Historical Setting: 793 C.E. Skåne
How can I not speak up against such a terrible practice as setting girl infants out to die? And yet, anything I say to her, a victim, seems more like an accusation or a judgment against these people. The answer to my prayer asking for words comes only with judgment of my own judgmentalism. I understand I need to come to this with more empathy. But how can I be empathetic to something that just seems evil? It kills children, and leaves loving mothers grieving. I have empathy as an answer, but there is no one asking a question.
I say again, “I don’t even know your name.”
She argues, “You don’t know my name, and yet you know who I am.”
“’A seiðr,’ I was told.”
“So why would I need a name? I am known well enough by purpose.”
“A name is like a door that when set into a doorway gives power of entrance. Your name is how you are open to your friends and how you choose which strangers to welcome. To say you have no name is to bar everyone from knowing you. If you say you only have a purpose, though you are living and walking on earth, I’m asking, has this death of the infant happened to you even though your life was saved?”

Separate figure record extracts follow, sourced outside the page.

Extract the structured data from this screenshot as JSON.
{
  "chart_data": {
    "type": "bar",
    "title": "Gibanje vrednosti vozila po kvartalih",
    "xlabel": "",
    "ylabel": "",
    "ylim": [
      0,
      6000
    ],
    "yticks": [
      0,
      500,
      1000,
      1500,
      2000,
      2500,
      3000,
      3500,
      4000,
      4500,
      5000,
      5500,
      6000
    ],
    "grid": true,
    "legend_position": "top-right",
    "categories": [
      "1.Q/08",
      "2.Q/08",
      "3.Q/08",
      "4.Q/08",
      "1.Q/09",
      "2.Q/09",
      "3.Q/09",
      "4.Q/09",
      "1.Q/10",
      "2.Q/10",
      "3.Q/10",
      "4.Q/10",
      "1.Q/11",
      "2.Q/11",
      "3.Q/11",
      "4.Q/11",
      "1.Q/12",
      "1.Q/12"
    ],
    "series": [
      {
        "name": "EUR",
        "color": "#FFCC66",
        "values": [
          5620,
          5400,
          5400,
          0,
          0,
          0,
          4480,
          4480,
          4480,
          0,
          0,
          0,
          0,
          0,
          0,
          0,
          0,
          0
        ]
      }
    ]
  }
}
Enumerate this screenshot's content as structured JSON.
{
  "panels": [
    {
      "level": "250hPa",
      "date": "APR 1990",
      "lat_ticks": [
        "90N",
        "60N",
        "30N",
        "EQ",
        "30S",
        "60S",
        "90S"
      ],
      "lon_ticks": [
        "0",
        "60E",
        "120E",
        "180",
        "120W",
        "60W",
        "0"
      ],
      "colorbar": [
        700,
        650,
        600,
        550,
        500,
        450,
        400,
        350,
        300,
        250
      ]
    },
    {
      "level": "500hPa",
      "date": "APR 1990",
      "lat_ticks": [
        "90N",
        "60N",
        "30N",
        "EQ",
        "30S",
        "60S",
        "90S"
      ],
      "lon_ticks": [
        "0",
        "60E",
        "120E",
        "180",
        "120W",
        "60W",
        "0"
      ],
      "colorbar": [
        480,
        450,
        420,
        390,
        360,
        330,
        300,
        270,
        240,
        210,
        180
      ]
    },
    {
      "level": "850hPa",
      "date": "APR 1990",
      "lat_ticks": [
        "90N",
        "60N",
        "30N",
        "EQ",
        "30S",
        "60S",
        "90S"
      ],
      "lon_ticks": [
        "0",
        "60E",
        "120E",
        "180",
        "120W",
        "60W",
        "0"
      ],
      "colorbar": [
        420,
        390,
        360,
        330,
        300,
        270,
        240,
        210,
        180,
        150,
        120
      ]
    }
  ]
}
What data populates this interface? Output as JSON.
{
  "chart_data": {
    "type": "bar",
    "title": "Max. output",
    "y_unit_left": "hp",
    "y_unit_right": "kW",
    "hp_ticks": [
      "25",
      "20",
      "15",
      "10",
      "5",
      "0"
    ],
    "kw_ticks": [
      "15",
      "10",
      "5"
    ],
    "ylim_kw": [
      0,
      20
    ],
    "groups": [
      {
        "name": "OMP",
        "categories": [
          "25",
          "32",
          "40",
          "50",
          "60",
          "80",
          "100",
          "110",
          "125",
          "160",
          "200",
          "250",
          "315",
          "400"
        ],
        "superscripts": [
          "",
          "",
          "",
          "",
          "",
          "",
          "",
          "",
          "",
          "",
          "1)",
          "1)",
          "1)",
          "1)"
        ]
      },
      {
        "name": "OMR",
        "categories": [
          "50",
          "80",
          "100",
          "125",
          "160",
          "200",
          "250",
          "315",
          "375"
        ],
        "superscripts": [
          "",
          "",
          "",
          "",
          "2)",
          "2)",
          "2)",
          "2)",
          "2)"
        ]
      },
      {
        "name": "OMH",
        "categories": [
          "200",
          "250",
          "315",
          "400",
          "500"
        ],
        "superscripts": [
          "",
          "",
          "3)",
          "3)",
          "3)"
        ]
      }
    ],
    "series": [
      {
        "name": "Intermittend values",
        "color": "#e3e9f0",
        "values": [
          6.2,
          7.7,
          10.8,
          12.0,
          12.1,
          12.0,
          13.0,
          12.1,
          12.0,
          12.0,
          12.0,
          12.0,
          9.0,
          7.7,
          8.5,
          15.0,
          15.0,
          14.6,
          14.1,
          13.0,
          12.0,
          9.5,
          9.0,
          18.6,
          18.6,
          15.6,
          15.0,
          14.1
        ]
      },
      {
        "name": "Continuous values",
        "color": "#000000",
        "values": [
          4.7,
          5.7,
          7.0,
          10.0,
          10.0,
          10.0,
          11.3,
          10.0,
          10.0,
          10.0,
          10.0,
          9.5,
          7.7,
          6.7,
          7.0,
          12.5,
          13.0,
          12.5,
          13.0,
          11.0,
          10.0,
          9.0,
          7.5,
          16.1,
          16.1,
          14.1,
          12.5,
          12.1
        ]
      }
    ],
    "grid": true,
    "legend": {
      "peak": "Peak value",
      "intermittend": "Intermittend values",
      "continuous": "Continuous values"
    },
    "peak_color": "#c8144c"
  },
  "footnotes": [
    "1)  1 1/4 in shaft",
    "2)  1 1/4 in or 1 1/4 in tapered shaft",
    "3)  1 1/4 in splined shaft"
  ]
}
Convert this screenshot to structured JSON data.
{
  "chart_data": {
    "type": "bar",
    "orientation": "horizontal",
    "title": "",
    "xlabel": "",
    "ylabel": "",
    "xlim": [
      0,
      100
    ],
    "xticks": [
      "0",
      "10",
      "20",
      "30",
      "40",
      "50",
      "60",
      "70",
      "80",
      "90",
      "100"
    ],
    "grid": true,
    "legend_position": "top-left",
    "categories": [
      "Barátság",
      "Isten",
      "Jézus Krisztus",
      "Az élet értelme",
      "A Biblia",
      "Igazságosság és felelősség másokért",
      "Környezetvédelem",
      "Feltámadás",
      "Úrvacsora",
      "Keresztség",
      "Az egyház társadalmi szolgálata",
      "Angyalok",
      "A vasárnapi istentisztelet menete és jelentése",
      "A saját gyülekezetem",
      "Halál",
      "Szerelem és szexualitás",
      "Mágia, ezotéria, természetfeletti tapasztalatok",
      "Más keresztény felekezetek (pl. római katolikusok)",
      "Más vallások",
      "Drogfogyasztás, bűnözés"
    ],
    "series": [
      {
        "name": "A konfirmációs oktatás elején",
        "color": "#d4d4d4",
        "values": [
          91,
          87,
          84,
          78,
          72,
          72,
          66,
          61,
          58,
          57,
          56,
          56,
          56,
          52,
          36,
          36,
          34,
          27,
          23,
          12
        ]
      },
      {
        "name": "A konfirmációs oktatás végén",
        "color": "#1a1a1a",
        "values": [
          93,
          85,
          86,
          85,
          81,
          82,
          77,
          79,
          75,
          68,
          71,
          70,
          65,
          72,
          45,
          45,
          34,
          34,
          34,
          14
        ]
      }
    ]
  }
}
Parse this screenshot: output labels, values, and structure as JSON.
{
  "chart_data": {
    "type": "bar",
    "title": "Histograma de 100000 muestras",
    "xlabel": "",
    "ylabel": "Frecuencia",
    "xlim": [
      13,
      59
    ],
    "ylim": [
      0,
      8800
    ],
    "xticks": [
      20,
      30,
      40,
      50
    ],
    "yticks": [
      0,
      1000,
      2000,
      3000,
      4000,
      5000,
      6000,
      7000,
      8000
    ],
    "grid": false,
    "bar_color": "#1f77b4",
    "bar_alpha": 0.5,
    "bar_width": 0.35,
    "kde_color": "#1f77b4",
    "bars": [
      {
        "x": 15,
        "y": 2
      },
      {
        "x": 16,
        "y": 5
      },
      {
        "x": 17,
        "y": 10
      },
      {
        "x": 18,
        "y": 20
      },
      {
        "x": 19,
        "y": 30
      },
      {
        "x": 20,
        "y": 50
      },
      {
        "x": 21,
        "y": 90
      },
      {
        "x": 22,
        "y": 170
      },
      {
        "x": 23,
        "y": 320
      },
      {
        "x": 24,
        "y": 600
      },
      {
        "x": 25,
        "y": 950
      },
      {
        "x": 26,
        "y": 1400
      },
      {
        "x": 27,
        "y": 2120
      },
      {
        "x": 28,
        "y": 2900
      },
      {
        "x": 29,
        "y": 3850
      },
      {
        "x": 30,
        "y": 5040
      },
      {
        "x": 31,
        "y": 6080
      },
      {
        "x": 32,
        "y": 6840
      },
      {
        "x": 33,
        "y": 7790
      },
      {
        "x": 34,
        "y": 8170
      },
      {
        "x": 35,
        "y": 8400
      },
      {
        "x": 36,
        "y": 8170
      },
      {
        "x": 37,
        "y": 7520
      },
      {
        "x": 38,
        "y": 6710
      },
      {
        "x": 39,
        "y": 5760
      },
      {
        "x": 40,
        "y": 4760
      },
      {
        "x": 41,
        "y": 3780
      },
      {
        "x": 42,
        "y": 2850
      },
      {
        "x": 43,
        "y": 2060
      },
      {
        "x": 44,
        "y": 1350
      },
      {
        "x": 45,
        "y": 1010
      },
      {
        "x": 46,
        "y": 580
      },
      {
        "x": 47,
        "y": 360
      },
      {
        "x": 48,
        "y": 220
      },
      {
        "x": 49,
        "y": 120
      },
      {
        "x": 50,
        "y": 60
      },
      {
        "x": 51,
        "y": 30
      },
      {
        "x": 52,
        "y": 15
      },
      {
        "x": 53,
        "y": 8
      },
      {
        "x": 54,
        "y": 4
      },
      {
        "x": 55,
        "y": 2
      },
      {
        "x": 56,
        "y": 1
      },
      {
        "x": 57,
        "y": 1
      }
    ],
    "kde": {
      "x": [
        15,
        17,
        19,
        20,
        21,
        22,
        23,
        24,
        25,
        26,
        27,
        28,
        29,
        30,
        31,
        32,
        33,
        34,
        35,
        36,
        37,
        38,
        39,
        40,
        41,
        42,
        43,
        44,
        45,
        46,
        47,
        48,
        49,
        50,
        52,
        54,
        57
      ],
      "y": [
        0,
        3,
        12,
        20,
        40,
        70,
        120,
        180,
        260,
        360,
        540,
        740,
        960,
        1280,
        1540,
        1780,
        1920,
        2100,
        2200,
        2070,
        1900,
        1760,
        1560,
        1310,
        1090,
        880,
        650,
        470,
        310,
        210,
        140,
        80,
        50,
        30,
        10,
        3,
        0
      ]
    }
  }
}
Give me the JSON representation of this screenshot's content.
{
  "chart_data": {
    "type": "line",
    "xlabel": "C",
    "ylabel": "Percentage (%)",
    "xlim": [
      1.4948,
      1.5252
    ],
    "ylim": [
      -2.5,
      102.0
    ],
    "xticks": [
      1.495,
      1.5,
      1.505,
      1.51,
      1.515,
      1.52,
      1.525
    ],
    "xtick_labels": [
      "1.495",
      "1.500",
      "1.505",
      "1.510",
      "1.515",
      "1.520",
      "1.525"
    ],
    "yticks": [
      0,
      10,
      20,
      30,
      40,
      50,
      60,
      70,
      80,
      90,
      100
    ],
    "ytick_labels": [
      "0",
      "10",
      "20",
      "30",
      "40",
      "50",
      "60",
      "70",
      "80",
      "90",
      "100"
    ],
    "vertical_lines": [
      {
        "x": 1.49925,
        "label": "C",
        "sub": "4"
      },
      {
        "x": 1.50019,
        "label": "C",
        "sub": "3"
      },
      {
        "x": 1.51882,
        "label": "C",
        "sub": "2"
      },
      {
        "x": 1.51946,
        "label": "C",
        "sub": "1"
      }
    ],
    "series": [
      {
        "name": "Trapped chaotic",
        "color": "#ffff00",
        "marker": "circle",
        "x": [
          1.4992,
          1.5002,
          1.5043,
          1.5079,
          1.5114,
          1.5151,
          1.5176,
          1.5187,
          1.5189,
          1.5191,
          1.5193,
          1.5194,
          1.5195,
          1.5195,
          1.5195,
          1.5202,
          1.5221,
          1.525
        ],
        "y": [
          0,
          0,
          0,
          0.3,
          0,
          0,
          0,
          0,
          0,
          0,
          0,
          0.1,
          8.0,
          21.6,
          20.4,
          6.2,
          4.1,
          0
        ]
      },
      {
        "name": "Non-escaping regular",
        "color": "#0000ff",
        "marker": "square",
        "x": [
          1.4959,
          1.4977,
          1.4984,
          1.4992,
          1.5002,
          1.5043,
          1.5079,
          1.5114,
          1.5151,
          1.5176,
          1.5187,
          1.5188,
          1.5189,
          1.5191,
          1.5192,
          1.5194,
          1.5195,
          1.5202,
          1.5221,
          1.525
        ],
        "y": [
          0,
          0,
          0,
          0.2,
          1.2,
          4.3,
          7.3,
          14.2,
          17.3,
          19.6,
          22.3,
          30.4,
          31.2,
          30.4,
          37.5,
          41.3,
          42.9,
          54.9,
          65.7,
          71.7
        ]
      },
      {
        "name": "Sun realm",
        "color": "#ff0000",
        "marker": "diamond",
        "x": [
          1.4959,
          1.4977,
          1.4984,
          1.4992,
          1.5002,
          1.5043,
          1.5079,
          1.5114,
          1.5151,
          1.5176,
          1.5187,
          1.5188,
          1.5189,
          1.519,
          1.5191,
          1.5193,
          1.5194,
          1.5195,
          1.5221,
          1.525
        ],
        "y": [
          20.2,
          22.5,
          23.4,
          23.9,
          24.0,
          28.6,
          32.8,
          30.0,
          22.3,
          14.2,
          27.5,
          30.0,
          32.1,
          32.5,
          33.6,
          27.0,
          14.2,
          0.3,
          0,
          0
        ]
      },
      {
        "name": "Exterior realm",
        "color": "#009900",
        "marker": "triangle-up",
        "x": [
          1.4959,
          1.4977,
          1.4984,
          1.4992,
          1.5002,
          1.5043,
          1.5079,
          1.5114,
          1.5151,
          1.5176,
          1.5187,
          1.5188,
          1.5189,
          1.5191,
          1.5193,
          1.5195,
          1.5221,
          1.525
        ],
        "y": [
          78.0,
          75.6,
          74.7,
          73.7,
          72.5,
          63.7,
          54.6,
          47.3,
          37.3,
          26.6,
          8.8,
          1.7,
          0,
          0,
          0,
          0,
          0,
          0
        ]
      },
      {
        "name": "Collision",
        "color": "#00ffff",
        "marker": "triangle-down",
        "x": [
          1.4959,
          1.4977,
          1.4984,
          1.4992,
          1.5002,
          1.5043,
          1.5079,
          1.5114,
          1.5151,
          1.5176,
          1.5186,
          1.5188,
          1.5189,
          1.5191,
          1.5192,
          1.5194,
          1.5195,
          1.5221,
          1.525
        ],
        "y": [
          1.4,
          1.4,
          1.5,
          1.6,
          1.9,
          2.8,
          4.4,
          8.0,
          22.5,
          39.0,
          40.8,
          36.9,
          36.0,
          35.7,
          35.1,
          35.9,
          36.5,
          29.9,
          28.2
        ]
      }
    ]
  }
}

“I have no death. Obviously, I am living. And I know things. I read the runestones, I know the heroes and the stories; I have answers that stand on their own without attribution: ‘it is the opinion of Steph,’ or ‘the word of Gull.’ What a seiðr says is said. A seiðr needs no name. If you came to me because I said my name Eve, woman of earth with no mother, we would have traveled all this way as a man and a woman, but not as a god guided by a seiðr.”
“You blamed me for being a ‘judgmental Christian,’ as though my sense of conscience is anathema here. So, I prayed for the right words to answer you because, surely, the love source, Creator of all life, would agree with my judgment and would give me the words I need to prove righteousness. But I wasn’t given any kind of offering of amazing words. Apparently, the god who is God agrees with you, I am just making a loud noise by judging without empathy. So, I was given a reminder to come to this with more human caring and less judgment. Now I feel such a need to know you by a name.”